Cava de’ Tirreni: tra chiese silenziose e vite in affanno, dove cerchiamo senso?
Le palestre piene e le chiese vuote non sono una gara persa o vinta. Sono il segno di un cambiamento più profondo
A Cava de’ Tirreni non servono statistiche per accorgersene: basta camminare la domenica mattina. Le strade sono vive, i bar pieni, qualcuno corre sul corso, qualcuno sale verso i sentieri dei monti. Ma nelle chiese, spesso, l’eco supera le voci. Non è una denuncia nostalgica, né un lamento clericale. È una domanda civile. Profondamente civile.
Perché non stiamo parlando solo di fede, ma di come una comunità si riconosce, si racconta, si prende cura di sé. Cava è una città che ama definirsi “a misura d’uomo”, eppure corre sempre più veloce. Tra lavoro precario, famiglie che tengono insieme tutto con fatica, giovani che stentano a trovare lavoro e anziani sempre più anziani, la ricerca di senso sembra diventata un fatto privato, silenzioso, quasi imbarazzante.
Le palestre piene e le chiese vuote non sono una gara persa o vinta. Sono il segno di un cambiamento più profondo: abbiamo imparato a prenderci cura del corpo, meno dell’interiorità condivisa. Allenarsi è necessario, sacrosanto (vorrei anche io iscrivermi in palestra ma sto cercando di vincere la mia pigrizia!). Ma una città vive solo se allena anche il pensiero, la coscienza, la relazione.

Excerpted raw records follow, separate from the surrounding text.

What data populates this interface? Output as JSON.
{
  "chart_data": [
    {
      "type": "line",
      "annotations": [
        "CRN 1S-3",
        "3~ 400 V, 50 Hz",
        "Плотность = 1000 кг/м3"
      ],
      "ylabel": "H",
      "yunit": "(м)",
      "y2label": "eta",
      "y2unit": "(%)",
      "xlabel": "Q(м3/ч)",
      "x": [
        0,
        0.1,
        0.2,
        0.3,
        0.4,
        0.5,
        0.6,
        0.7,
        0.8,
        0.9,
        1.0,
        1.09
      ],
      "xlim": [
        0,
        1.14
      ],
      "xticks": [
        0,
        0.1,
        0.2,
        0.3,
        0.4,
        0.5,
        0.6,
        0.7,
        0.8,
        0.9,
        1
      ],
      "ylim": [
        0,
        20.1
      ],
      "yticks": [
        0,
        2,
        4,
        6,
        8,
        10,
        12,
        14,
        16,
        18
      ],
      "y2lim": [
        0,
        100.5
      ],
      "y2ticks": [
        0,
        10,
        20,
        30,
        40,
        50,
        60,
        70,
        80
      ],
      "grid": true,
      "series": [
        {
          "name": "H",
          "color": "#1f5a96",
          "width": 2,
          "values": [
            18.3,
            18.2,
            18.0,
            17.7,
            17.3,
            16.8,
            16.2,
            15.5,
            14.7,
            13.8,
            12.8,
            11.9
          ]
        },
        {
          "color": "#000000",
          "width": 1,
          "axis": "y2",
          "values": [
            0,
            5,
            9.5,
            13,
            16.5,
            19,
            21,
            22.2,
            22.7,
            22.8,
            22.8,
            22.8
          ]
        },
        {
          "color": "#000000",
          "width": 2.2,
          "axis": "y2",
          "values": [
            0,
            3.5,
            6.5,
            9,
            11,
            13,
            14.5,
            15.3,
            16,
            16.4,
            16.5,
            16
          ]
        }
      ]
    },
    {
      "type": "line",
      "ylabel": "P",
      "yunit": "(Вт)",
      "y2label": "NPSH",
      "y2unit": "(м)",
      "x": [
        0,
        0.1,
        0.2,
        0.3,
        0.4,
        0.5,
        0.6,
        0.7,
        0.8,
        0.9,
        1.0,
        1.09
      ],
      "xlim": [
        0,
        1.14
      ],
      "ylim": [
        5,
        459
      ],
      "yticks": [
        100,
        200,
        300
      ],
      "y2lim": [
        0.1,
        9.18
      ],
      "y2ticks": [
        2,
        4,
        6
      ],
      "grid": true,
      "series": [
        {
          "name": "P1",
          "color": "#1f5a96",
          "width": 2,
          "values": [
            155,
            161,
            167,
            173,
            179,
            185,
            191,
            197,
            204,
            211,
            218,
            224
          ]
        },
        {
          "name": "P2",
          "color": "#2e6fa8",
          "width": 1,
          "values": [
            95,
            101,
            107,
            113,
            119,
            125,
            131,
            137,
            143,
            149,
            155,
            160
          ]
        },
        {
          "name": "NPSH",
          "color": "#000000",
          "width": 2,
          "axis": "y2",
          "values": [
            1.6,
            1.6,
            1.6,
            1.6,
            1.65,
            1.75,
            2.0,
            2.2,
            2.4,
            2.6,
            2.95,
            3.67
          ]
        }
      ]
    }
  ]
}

Cava ha una storia religiosa importante, visibile nelle pietre, nelle feste patronali, nelle processioni che ancora la attraversano. Ma il rischio è che tutto resti folclore, tradizione senza domanda, identità senza interrogativi. Una fede ridotta a cornice, non più a linguaggio capace di parlare all’oggi.
E attenzione: non si tratta di “tornare indietro”, né di imporre visioni confessionali in una città pluralista. La sfida è più sottile e più urgente: che spazio di ascolto, di silenzio, di gratuità offriamo come comunità? Dove si impara a dare un nome al dolore, al limite, alla speranza?
Una città degna di tale nome non minimizza la dimensione spirituale: la interroga, la mette in dialogo, la rende risorsa e non la relega a determinate occasioni o particolari feste. Se la fede scompare dallo spazio pubblico, non scompare il bisogno di senso: cambia solo padrone. E allora adoriamo la performance, il successo, l’apparire. Nuovi altari, stessi vuoti.
Forse la domanda vera, oggi a Cava de’ Tirreni, non è quante chiese restano aperte (e per nostra fortuna le nostre lo sono ancora), ma quanti luoghi restano umani. E se non siamo disposti a prenderci cura di questo, nessuna palestra, per quanto affollata, potrà allenare il cuore di una città.